# Which teeth are permanent?



## rcase (Jul 7, 2010)

My GSD is just about six months. His ears have been up and down since day one. Right now, the passenger side is up, but the driver's side is down. I know that it's connected to teething, but I am not entirely certain which teeth are adult teeth and which are baby teeth. I also know that baby teeth are small and sharp----and usually found in my carpet or leg . They all look really white and really big. How do I determine the difference between baby and adult teeth?


----------



## onyx'girl (May 18, 2007)

at 6 months old, the teething should be finishing up, so all are adult teeth.


----------



## rcase (Jul 7, 2010)

YIKES! I hope those ears go up soon. What's a good site on how to tape those ears up? I have seen Leerburg. Is it good?


----------



## Lucy Dog (Aug 10, 2008)

If they're sharp like razor blades, they're most likely the puppy teeth. If they're bigger and duller, they're the adult teeth.
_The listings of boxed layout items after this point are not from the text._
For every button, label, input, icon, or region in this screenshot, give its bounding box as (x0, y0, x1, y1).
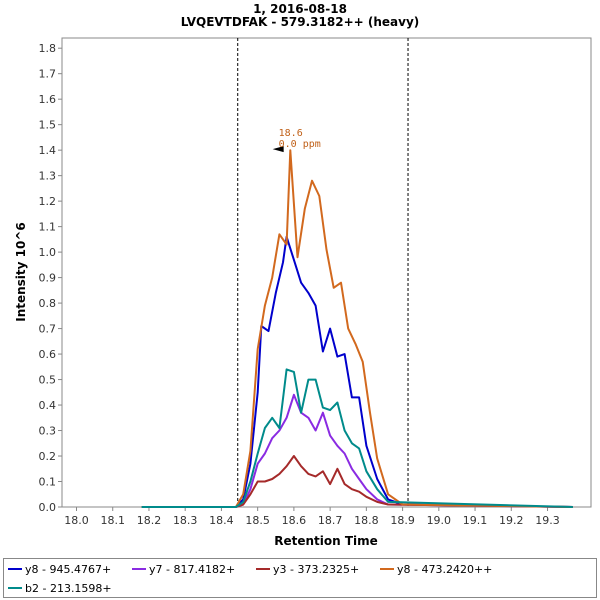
legend-item: y8 - 945.4767+ (8, 561, 111, 577)
y-tick-label: 1.2 (39, 195, 57, 208)
x-axis-label: Retention Time (274, 534, 378, 548)
x-tick-label: 19.1 (463, 514, 488, 527)
peak-marker-icon (272, 146, 284, 153)
y-tick-label: 1.6 (39, 93, 57, 106)
legend-item: b2 - 213.1598+ (8, 580, 112, 596)
chart-subtitle: LVQEVTDFAK - 579.3182++ (heavy) (181, 15, 420, 29)
x-tick-label: 18.4 (209, 514, 234, 527)
x-tick-label: 18.2 (137, 514, 162, 527)
y-tick-label: 0.7 (39, 323, 57, 336)
series-line-5 (141, 368, 573, 508)
legend-item: y3 - 373.2325+ (256, 561, 359, 577)
series-line-1 (141, 235, 573, 508)
y-tick-label: 0.6 (39, 348, 57, 361)
y-tick-label: 0.1 (39, 476, 57, 489)
x-tick-label: 19.0 (427, 514, 452, 527)
legend-label: y7 - 817.4182+ (149, 562, 236, 576)
legend-item: y8 - 473.2420++ (380, 561, 492, 577)
x-tick-label: 18.9 (390, 514, 415, 527)
x-tick-label: 18.3 (173, 514, 198, 527)
peak-annotation: 18.6 0.0 ppm (272, 128, 321, 153)
y-axis: 0.0 0.1 0.2 0.3 0.4 0.5 0.6 0.7 0.8 0.9 1.0 1.1 1.2 1… (39, 42, 62, 514)
legend-swatch-icon (380, 568, 394, 570)
legend-label: y8 - 473.2420++ (397, 562, 493, 576)
chromatogram-chart: 1, 2016-08-18 LVQEVTDFAK - 579.3182++ (h… (14, 2, 592, 548)
y-tick-label: 0.9 (39, 272, 57, 285)
legend-label: y8 - 945.4767+ (25, 562, 112, 576)
x-tick-label: 18.7 (318, 514, 343, 527)
series-line-3 (141, 455, 573, 508)
x-tick-label: 18.5 (245, 514, 270, 527)
peak-rt-label: 18.6 (279, 128, 303, 139)
x-tick-label: 19.2 (499, 514, 524, 527)
legend: y8 - 945.4767+ y7 - 817.4182+ y3 - 373.232… (3, 558, 597, 598)
y-tick-label: 1.0 (39, 246, 57, 259)
chart-title: 1, 2016-08-18 (253, 2, 347, 16)
plot-area (61, 37, 592, 508)
y-tick-label: 1.3 (39, 170, 57, 183)
x-tick-label: 18.6 (282, 514, 307, 527)
y-tick-label: 1.1 (39, 221, 57, 234)
peak-ppm-label: 0.0 ppm (279, 139, 321, 150)
y-tick-label: 1.8 (39, 42, 57, 55)
y-tick-label: 0.3 (39, 425, 57, 438)
integration-bounds (237, 38, 409, 507)
legend-item: y7 - 817.4182+ (132, 561, 235, 577)
y-tick-label: 0.4 (39, 399, 57, 412)
legend-swatch-icon (256, 568, 270, 570)
legend-swatch-icon (132, 568, 146, 570)
y-tick-label: 1.4 (39, 144, 57, 157)
legend-swatch-icon (8, 587, 22, 589)
y-tick-label: 1.5 (39, 119, 57, 132)
x-tick-label: 18.8 (354, 514, 379, 527)
y-tick-label: 1.7 (39, 68, 57, 81)
legend-swatch-icon (8, 568, 22, 570)
x-tick-label: 18.0 (64, 514, 89, 527)
series-line-2 (141, 393, 573, 508)
y-tick-label: 0.5 (39, 374, 57, 387)
legend-label: b2 - 213.1598+ (25, 581, 112, 595)
y-axis-label: Intensity 10^6 (14, 222, 28, 322)
x-axis: 18.0 18.1 18.2 18.3 18.4 18.5 18.6 18.7 18.8 18.9… (64, 507, 560, 527)
y-tick-label: 0.8 (39, 297, 57, 310)
y-tick-label: 0.0 (39, 501, 57, 514)
series-lines (141, 149, 573, 508)
x-tick-label: 19.3 (535, 514, 560, 527)
x-tick-label: 18.1 (100, 514, 125, 527)
series-line-4 (141, 149, 573, 508)
legend-label: y3 - 373.2325+ (273, 562, 360, 576)
y-tick-label: 0.2 (39, 450, 57, 463)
Tyically the four canines (big, pointy ones) are the last to come in. Once the adult canines are in, a puppy is typically done teething.


----------



## Lucy Dog (Aug 10, 2008)

rcase said:


> YIKES! I hope those ears go up soon. What's a good site on how to tape those ears up? I have seen Leerburg. Is it good?


If it ever comes down to it and you need to tape, leerburg has a very informative section on ear taping.

Leerburg | Taping German Shepherds Ears

Typically, if the ears have gone up once, they'll usually come back up again, so I wouldn't be too worried.


----------



## rcase (Jul 7, 2010)

Lucy Dog said:


> If it ever comes down to it and you need to tape, leerburg has a very informative section on ear taping.
> 
> Leerburg | Taping German Shepherds Ears
> 
> Typically, if the ears have gone up once, they'll usually come back up again, so I wouldn't be too worried.


This is good information. One question that I have is whether or not the ears going up is related to neutering. My GSD was neutered last week, and his ears went flat. The right went back up this morning, and the left looks like it is on the rise. I am thinking that the operation must have taken some of his body's resources....Yes? No? Experiences?


----------



## Sir_Henry (Jun 26, 2010)

rcase said:


> This is good information. One question that I have is whether or not the ears going up is related to neutering. My GSD was neutered last week, and his ears went flat. The right went back up this morning, and the left looks like it is on the rise. I am thinking that the operation must have taken some of his body's resources....Yes? No? Experiences?


 
Uh-oh. Our Henry's ears were up like satellite dishes from about 3 months. He's 6 months now and is wrapping up his teething. We haven't neutered him yet but probably by the end of the month....I hope it doesn't affect his ears!


----------